Book Review: Manual of Woody Plants by Phil Cordelli
Manual of Woody Plants
Poems by Phil Cordelli
Ugly Duckling Presse, October 2013
ISBN-13: 978-1937027216
$17; 184pp.
Reviewed by Anne Shaw
“Show me someplace we haven’t been,” Phil Cordelli’s writes in Manual of Woody Plants, and proceeds to unfold the profound strangeness of the ordinary (“Acer negundo (Box-elder)”). Following the structure and titling of a horticultural guide, this expansive collection uses plants as a jumping-off point to examine the nature of memory and perception. Cordelli systematically channels the essence of each plant, exploring the ways they touch and commingle with the human. In doing so, he presents plants as unacknowledged others, strange presences with which we coexist but which we continually overlook.
The poems range from haiku-like fragments to examinations of personal experience, language, and sociological history. Cordelli commands a wide range of tonal registers as well, from the plain-spoken to the lyric and experimental, often combining them in a single poem: in “Quercus alba (White oak),” he conjures “roots / visible in the one-foot-square hole / a glorious phosphorescent death”; in “Rubus (Bramble)” he delves into playful evocations of language: “iamb gon amble / …. / hunger knuckles and etching / nascent thorns not yet stiff;” in “Forthergillia ‘Mr. Airy,'” slashes illustrate his lyric meditation on history:
to
\\
/
speak of home, intermitting the voice
//
these were for hills, the tenement, the farmer
\\\
the old, unrequited tunings
Cordelli’s own language is periodically interrupted—by diagrams, sketches, a Greek excerpt from the New Testament, or the detritus of found language—as though calling attention to the futility of attempts to taxonomize. Like the plants whose names they bear, each poem operates on its own terms. So, too, Cordelli suggests, with human experience.

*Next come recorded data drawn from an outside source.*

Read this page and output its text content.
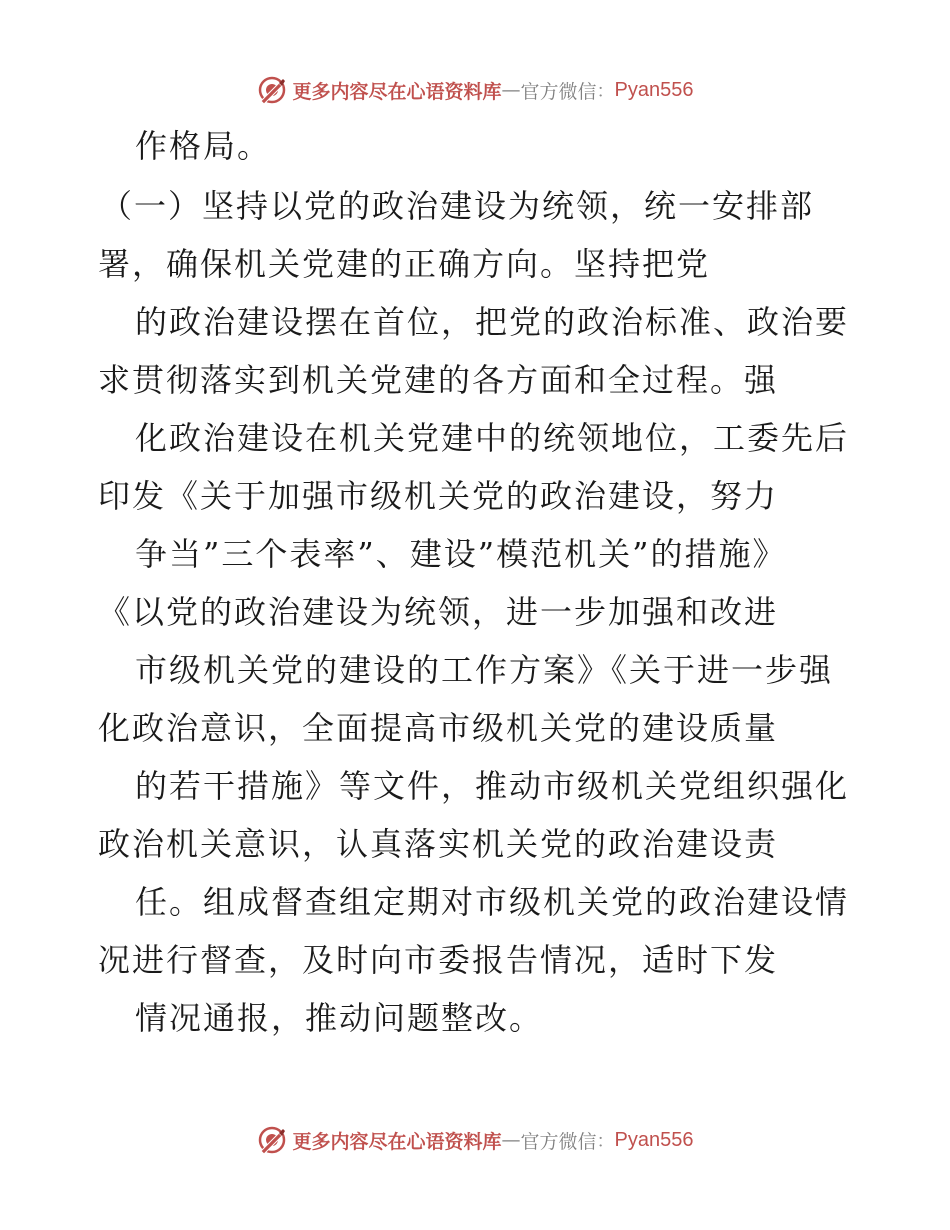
更多内容尽在心语资料库 — 官方微信 ： Pyan556
作格局。
（一）坚持以党的政治建设为统领，统一安排部
署，确保机关党建的正确方向。坚持把党
的政治建设摆在首位，把党的政治标准、政治要
求贯彻落实到机关党建的各方面和全过程。强
化政治建设在机关党建中的统领地位，工委先后
印发《关于加强市级机关党的政治建设，努力
争当”三个表率”、建设”模范机关”的措施》
《以党的政治建设为统领，进一步加强和改进
市级机关党的建设的工作方案》《关于进一步强
化政治意识，全面提高市级机关党的建设质量
的若干措施》等文件，推动市级机关党组织强化
政治机关意识，认真落实机关党的政治建设责
任。组成督查组定期对市级机关党的政治建设情
况进行督查，及时向市委报告情况，适时下发
情况通报，推动问题整改。
更多内容尽在心语资料库 — 官方微信 ： Pyan556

The collection’s strength—its embrace of the dispersive, disruptive, and exploratory—is also its greatest potential weakness, and the book at times runs the risk of seeming more loosely-defined compilation than manual or guide. Frustratingly, it offers only a cursory explanation of the scope and structure of the project that propels it. The author’s explanation, concealed in the tiny type of the endnotes, describes a range of generative processes: the reclamation of old poems, the juxtaposition of lines of text (the author’s and others’), and twenty-minute mediations in the presence of each plant. Yet the full details of the process are never revealed. The implications are different if Cordelli grafted in sources related to the particular plant in question or used randomly encountered materials. Similarly, the practice of seeking out each plant from an existing manual, including the most hard-to-find and exotic, has different resonances than focusing on those indigenous to a particular location. The book’s formal choices and metatextual gestures can be equally mystifying; for instance, some plants are listed with their common names and others not. Such self-conscious gestures run the risk of seeming like an apparatus superimposed to make otherwise disparate poems cohere.
Cordelli’s true intent, though, seems to be to invite the active participation of his audience. To that end, the poems offer different experiences to different readers. Familiarity with each plant opens layers of meaning like seed pods; for readers not inclined to look up botanical names, the lines offer striking, filmic impressions. Their strength lies in the language itself, as Cordelli uses his supple lines to bend and connect ideas. For instance, in “Redbud (Circes),” he moves the reader effortlessly through a series of perceptions that are both alien and poignant:
one last tooth tethered to evening
angelic, interrupted in tracing
something forgotten in code
all bodies immersed in each other
Such singular acuities, guided by Cordelli’s sensitive ear, are the real driving force of the collection. At its strongest, Manual for Woody Plants constitutes a rediscovery and remaking of our relationship to the pastoral—one focused on precise observation, individual experience, and the enigmas concealed in what we think we know. These poems, like the plants they invoke, reward close examination as they explore the roots and branches of human perception.
Anne Shaw is the author of Undertow, winner of the Lexi Rudnitsky Poetry Prize, and Dido in Winter (Persea Books, December 2013). Her poems have appeared in journals including Harvard Review, Black Warrior Review, Denver Quarterly, Crab Orchard Review, Prairie Schooner, and New American Writing. Also a visual artist, she is currently a graduate student of writing and sculpture at the School of the Art Institute of Chicago. Her work can be found online at www.anneshaw.org.